Morning all,
it was a quiet one for us last night but Chelsea v United was another cracking cup tie. Although this game might have lacked the utter hypocrisy and steward flinging that was such a big part of the league game on Sunday it was pretty entertaining. United were leading 3-2 until the final seconds of injury time, then gave away a penalty which Chelsea scored bringing it to extra time.
Then Daniel Sturridge scored so I turned off because I refuse to acknowledge the fact that I live in a world in which Daniel Sturridge is considered a footballer. I know he’s not the worst in the world but there’s just something about his head that repulses me the very fibre of my being. I can cope when he misses but when he shows flashes of talent and ability it’s too disconcerting for me. Anyway, United’s fringe players also did 120 minutes in midweek ahead of our showdown this weekend. More on that game over the next couple of days.
Our reward for the remarkable Reading comeback is a trip to Bradford to play … er … Bradford. Which is nice, not just because they’re a lower league side making it an ostensibly more easy task, but because it’s another chance to rotate and use the squad and give a team a four goal head-start just as a challenge, you know yourself. The other quarter-finals are Leeds v Chelsea, Swansea v Boro and Norwich v Aston Villa so it’s all set up for Leeds to smash Chelsea, us to beat Boro in the semi-final before Grant Holt inflicts another cup final defeat on us with a display as wondrous and magical as any produced by the games greats like Maradona, Johan Cruyff or Mickey Quinn. Fun times ahead, folks, fun times.
Going back to Tuesday night and understandably pretty much everyone involved is trying to accentuate the positives. And I get that. I mean, it doesn’t mean that things weren’t hopelessly and ridiculously terrible for the best part of the first half but acceptance of that, rather than dwelling on it, would seem to be the best course of action.
We can be inspired by this. We need that spirit, that never-give-up attitude for the next two games. It is a great experience to see that we didn’t give up and came back with a positive performance
I think we showed spirit, because you can’t come back from 4-0 down if you don’t have spirit. Nobody believed we could come back. And we did it.
And this is what’s so confusing about this Arsenal team. It’s not unreasonable to level accusations of lack of spirit and heart at a team that’s 4-0 down inside half an hour, but those accusations simply don’t work when the same team comes back to win 7-5. I heard a lot of people suggest that the early part of the performance was due to the fact that the manager has categorised this as the least important of the competitions we take part in. “If the manager doesn’t care about why would the players?”
To my mind that’s lazy, soundbite thinking. He never said he doesn’t care about it but can anyone argue that it’s not the least prestigious competition of the season? And doesn’t the fact that we’ve made the quarter-finals for 10 years running suggest that this isn’t a tournament in which a manager who doesn’t give a fish’s tit sends out teams who can’t be arsed? The fact is the League Cup, in all its iterations, provides a chance for players to show what they can do, not that they don’t care.
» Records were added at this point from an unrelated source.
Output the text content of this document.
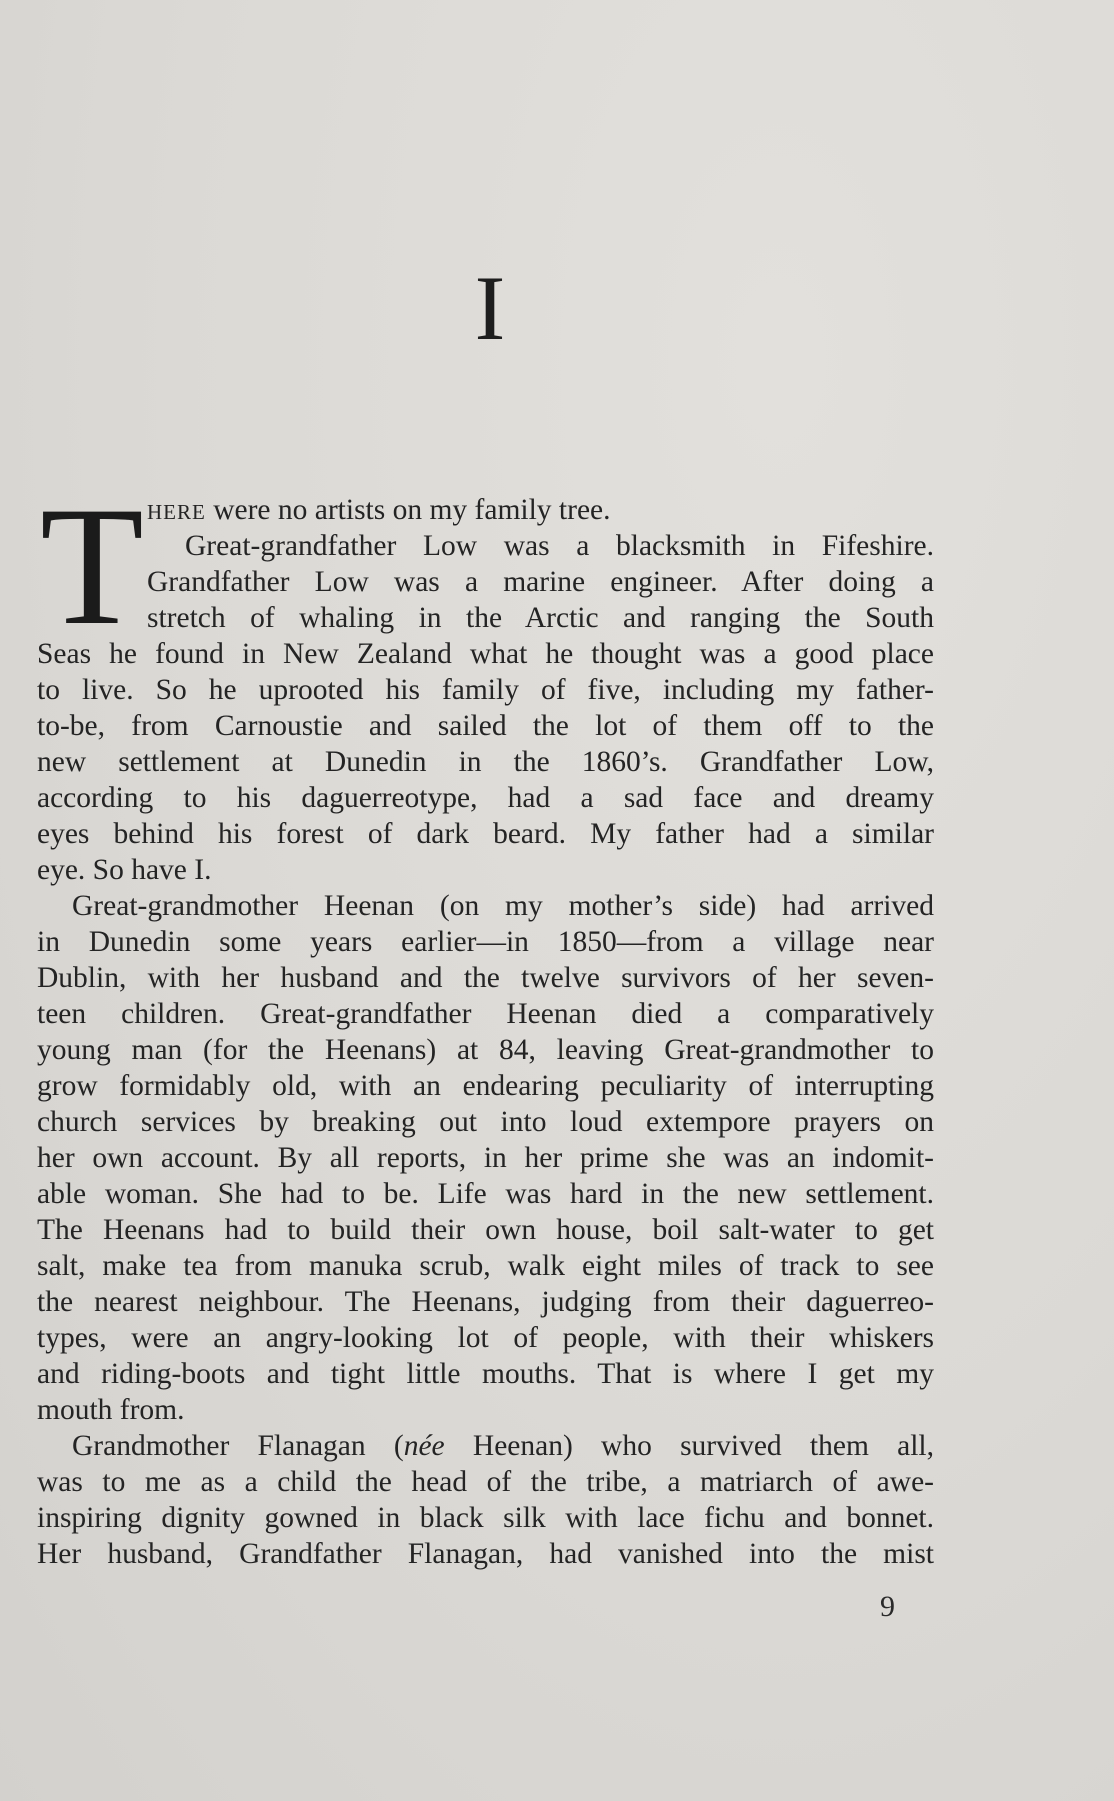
I
T here were no artists on my family tree.
Great-grandfather Low was a blacksmith in Fifeshire.
Grandfather Low was a marine engineer. After doing a
stretch of whaling in the Arctic and ranging the South
Seas he found in New Zealand what he thought was a good place
to live. So he uprooted his family of five, including my father-
to-be, from Carnoustie and sailed the lot of them off to the
new settlement at Dunedin in the 1860’s. Grandfather Low,
according to his daguerreotype, had a sad face and dreamy
eyes behind his forest of dark beard. My father had a similar
eye. So have I.
Great-grandmother Heenan (on my mother’s side) had arrived
in Dunedin some years earlier—in 1850—from a village near
Dublin, with her husband and the twelve survivors of her seven-
teen children. Great-grandfather Heenan died a comparatively
young man (for the Heenans) at 84, leaving Great-grandmother to
grow formidably old, with an endearing peculiarity of interrupting
church services by breaking out into loud extempore prayers on
her own account. By all reports, in her prime she was an indomit-
able woman. She had to be. Life was hard in the new settlement.
The Heenans had to build their own house, boil salt-water to get
salt, make tea from manuka scrub, walk eight miles of track to see
the nearest neighbour. The Heenans, judging from their daguerreo-
types, were an angry-looking lot of people, with their whiskers
and riding-boots and tight little mouths. That is where I get my
mouth from.
Grandmother Flanagan (née Heenan) who survived them all,
was to me as a child the head of the tribe, a matriarch of awe-
inspiring dignity gowned in black silk with lace fichu and bonnet.
Her husband, Grandfather Flanagan, had vanished into the mist
9
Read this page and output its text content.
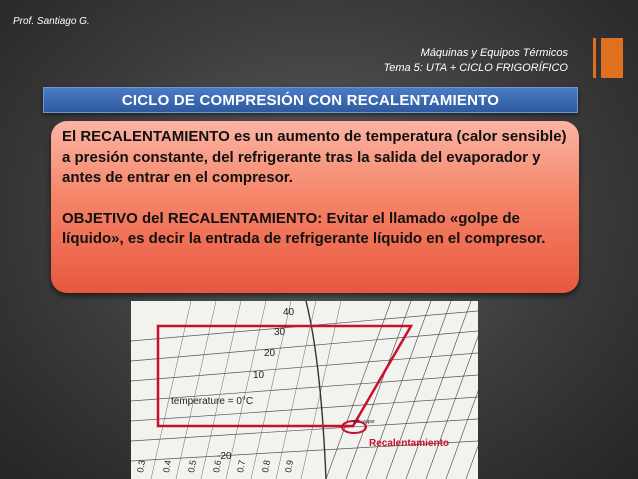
Prof. Santiago G.
Máquinas y Equipos Térmicos
Tema 5: UTA + CICLO FRIGORÍFICO
CICLO DE COMPRESIÓN CON RECALENTAMIENTO

El RECALENTAMIENTO es un aumento de temperatura (calor sensible) a presión constante, del refrigerante tras la salida del evaporador y antes de entrar en el compresor.

OBJETIVO del RECALENTAMIENTO: Evitar el llamado «golpe de líquido», es decir la entrada de refrigerante líquido en el compresor.

40
30
20
10
-20
temperature = 0°C
Recalentamiento
sat. vapor
0.3 0.4 0.5 0.6 0.7 0.8 0.9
Youngsters want to impress the manager and catch his eye. More senior guys who aren’t playing as regularly as they would like want to get back into the first team and this competition gives them the chance to remind the manager of their qualities. Arsene will have been happy with what Theo Walcott produced, for example, and I suspect he’s going to start against United on Saturday. On this I have to give credit to the manager for the way he’s stage-managed the contract situation. It could easily have become a much uglier thing, and there are reasons why Walcott found himself frozen out at the start of the campaign, but Arsene is a smart man, he played it well in the media meaning that the player hasn’t really suffered the backlash others in this situation have, and he’s reaped the benefits of it.
He’ll also have looked at the fact that Andrei Arshavin played for 120 minutes and was able to sprint in the 119th of them and think ‘Well, maybe his mercuriality could be useful from the bench again’. And given our current lightness in the striker department, would we prefer a Marouane Chamakh somewhat re-invigorated by a couple of very well taken goals or one who looks like a depressed camel who hasn’t scored for 14 months? Which isn’t to say he’s the answer to all our attacking problems, far from it, but if we need him, and chances are we will at some stage before we can improve our options, it’s better all round if he’s feeling better about himself and more confident in front of goal.
So, serious questions need to be asked (and I’m sure they will be on the training ground) about the first half and the way we conceded the goals we did, but that doesn’t preclude the fact we can take positives from the game and hopefully benefit from them in the fixtures to come. You can be sure the players aren’t necessarily thinking too far beyond ‘What a great comeback that was’, and if that bolsters spirit and confidence then all the better.
Right, that’s that for this morning, back tomorrow with an Arsecast and all the usual waffle. Till then.